With the acquisition of Mövenpick in September 2018, Accor’s portfolio grew by 85 hotels globally and 55 properties in the Middle East/Africa region alone.
Headed by the region’s CEO Mark Willis, the division oversees 265 hotels with over 60,000 rooms across 36 countries, with nearly 200 hotels and in excess of 40,000 rooms in the pipeline. His work is being supported by two chief operating officers responsible for different sub-regions: the North Africa, Levant, the Kingdom of Saudi Arabia, and Indian Ocean is overseen by Sami Nasser, while Marc Descrozaille is heading up the Gulf (excluding Saudi Arabia) and sub-Saharan Africa.
The team certainly has a lot to get on with. Accor has 20 openings on the cards this year across more than 4,000 rooms in the region. The next year will prove to be the bigger challenge with 10,000 rooms scheduled to open.
Historically with mergers, a number of factors can be a cause of concern for owners. The Middle East, perhaps more so than any other region, is heavily relationship-driven and a change in personnel could cause alarm. However, as the CEO of consulting firm Ròya International, Kees Hartzuiker, pointed out, a number of Mövenpick veterans have stayed on after the acquisition, which provides some sense of continuity.
Previously, with the global headquarters for Mövenpick based in the Middle East, owners were also assured that their hotels were being overseen from within the region. What may help the new team on this front is its decentralization from Accor’s headquarters in Paris. “Many owners felt that our size would be overwhelming,” Accor’s Descrozaille said, “but we have the choice and the ability to make decisions that will impact the business and provide answers to owners without having to go back to Paris every time.”
Nevertheless, a cause for concern for owners is that a previously competing hotel next door is now considered part of the family. An example of that can be seen in Makkah, where multiple Accor-branded hotels now circle the Clock Tower with 7,000 rooms. Nasser, however, said that owners who were potentially apprehensive have realized the benefits of being part of a mammoth network whether from the point of view of distribution or procurement.
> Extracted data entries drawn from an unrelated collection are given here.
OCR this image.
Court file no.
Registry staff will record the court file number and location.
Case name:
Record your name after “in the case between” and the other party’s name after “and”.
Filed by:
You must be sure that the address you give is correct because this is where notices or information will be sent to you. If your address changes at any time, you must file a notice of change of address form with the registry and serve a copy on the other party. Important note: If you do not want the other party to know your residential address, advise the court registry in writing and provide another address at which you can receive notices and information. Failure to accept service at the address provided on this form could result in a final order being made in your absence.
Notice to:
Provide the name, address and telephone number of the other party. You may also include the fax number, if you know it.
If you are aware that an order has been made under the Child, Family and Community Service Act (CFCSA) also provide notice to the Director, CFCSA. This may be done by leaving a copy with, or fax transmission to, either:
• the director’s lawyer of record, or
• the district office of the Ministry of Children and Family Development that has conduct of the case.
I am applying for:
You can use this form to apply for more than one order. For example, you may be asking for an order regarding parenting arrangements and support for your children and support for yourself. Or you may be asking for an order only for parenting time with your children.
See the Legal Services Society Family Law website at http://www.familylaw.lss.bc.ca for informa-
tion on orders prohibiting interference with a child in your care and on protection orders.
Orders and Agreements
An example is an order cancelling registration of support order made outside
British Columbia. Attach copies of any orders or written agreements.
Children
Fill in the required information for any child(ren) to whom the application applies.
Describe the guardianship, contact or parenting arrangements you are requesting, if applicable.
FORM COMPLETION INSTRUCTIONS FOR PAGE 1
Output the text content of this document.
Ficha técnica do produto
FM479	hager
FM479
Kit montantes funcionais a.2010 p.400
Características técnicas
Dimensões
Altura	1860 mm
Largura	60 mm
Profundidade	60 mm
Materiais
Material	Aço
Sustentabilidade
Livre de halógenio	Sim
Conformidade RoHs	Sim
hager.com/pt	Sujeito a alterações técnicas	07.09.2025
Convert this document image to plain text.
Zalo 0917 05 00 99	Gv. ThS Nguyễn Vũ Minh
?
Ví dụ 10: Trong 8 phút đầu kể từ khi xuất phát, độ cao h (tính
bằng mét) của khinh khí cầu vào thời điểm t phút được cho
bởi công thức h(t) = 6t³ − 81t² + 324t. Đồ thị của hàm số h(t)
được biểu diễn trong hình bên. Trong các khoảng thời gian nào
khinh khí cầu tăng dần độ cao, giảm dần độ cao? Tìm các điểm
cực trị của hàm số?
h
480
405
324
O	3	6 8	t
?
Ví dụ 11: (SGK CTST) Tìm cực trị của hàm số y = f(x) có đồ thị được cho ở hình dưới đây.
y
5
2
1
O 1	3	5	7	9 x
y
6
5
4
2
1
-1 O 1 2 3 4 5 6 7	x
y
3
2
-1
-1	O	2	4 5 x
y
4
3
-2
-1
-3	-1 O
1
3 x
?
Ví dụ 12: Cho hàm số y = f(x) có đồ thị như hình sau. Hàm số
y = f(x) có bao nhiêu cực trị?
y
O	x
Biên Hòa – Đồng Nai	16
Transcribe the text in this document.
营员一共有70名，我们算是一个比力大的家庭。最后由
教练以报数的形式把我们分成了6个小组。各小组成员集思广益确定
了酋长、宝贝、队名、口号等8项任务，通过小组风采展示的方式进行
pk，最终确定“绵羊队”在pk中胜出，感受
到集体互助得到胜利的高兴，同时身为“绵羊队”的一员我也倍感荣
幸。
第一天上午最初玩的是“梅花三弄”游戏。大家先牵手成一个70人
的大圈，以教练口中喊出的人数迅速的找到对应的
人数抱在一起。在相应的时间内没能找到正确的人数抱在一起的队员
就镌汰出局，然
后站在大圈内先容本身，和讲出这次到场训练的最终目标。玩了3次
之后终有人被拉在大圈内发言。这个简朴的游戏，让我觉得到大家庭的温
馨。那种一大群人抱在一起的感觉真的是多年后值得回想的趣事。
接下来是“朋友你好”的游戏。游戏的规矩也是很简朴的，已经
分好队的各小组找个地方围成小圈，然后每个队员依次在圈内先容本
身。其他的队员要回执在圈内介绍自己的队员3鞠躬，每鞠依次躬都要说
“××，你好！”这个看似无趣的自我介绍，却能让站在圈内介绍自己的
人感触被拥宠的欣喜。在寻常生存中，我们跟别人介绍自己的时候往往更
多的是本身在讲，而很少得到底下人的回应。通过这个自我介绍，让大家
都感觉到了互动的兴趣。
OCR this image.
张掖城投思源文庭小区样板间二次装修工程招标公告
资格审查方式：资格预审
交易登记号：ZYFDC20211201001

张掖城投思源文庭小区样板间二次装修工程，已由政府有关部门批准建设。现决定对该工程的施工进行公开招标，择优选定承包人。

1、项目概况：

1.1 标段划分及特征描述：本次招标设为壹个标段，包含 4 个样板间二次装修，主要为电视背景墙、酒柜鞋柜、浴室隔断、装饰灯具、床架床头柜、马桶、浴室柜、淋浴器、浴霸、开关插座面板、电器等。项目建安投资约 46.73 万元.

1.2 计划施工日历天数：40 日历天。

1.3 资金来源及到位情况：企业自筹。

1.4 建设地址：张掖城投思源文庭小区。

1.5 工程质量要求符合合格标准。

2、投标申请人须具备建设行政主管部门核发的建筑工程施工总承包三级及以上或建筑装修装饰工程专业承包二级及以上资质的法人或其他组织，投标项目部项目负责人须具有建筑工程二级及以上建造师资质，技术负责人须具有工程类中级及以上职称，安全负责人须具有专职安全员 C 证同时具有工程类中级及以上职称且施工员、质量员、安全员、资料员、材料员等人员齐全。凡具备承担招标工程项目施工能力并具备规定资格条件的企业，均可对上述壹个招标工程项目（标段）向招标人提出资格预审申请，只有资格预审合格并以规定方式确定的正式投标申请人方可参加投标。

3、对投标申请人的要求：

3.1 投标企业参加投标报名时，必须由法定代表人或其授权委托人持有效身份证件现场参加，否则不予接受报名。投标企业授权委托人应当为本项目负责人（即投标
The other challenge will be to ensure owners still feel a sense of importance. “The fear is that owners are going from a smaller company where they felt they were a big fish in a small pond, and now all of a sudden they are one of thousands,” Ròya’s Hartzuiker said.
One of the opportunities that presents itself is the potential increase in direct business, which is an expected positive development from the merger. Hartzuiker said, “From the dot-com point of view we think it [the acquisition] can almost double the contribution.”
Other opportunities include a stronger global RFP process for Mövenpick-branded properties, as well as better negotiating power for lower OTA commissions.
Once the integration is fully completed, Hartzuiker said, hidden costs will have to be monitored. “We have seen in previous mergers a lot of the infrastructure charges that come back to the hotel’s P&L have sometimes substantially increased, and while we have no visibility at this stage, that will be something else we will be monitoring going forward,” he said.
Because of Accor’s current size in the Middle East, the obvious risk is that it could become a bureaucratic administration. The Accor executives say that this hasn’t happened, largely due to the entrepreneurial nature of the company’s chairman and CEO Sébastien Bazin. “The company is not bogged down in normality. We have a visionary CEO, and I don’t use the term lightly at all,” Accor regional CEO Willis said. “He’s looking forward all the time in an industry that is constantly changing.”
Mirroring his mentality, the new Middle East and African leadership team has set a strategic plan for the next 36 months involving greater transparency, faster decision-making, and deeper relationships with regional owners. What remains to be seen is whether these measures will be enough to stay nimble and match owners’ high expectations.